Up to half of the nation’s college students might struggle with food insecurity, meaning that they often don’t have access to food. The problem transcends geography, as well as the divides between community colleges and four-year colleges, private and public, elite and non-elite. Researchers still can't measure the full consequences of such rampant food insecurity, but they have linked it to lower graduation rates.
Solutions to the problem will be as varied as the institutions that grapple with it, according to a new white paper by Harvard Graduate School of Education professor Anthony Jack and Cheryl Sternman Rule, the national marketing manager at Bon Appetit Management Company, a food service provider for corporate, university, and nonprofit clients. Rule received her master’s degree from the Harvard Ed School.

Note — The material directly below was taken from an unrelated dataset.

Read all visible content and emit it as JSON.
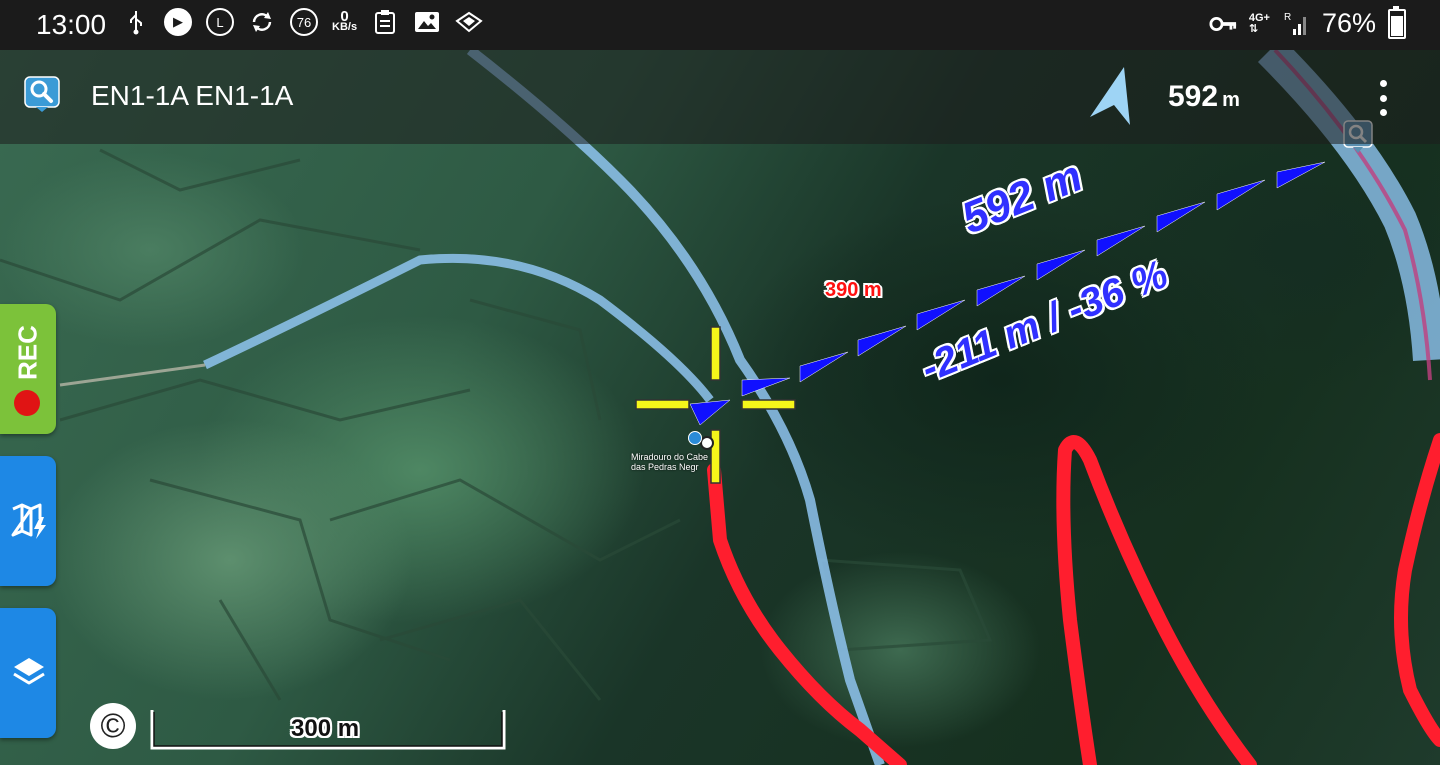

Jack focuses his research on low-income undergraduates and has coined two terms to differentiate among them: the “doubly disadvantaged,” students who enter college from typically under-resourced public high schools; and the “privileged poor,” who attended private or preparatory high schools.
Just as it’s useful to differentiate among the challenges that low-income college students face, it’s helpful to recognize distinct types of food insecurity on campuses, Jack says.
“What you find at community colleges and state colleges and other places is chronic food insecurity, where not knowing where their next meal is coming is more of an everyday reality,” he explains. But there’s another type of food insecurity prevalent on campuses, which he refers to as episodic. Even on well-resourced campuses with dining halls, lower-income students often struggle to feed themselves over vacations, notably shorter vacations like Thanksgiving, or over spring break, when dorms and dining halls often close.
“By documenting not just the rates but the difference in nature, we can get a better understanding of the kind of interventions and solutions different colleges can take,” he says.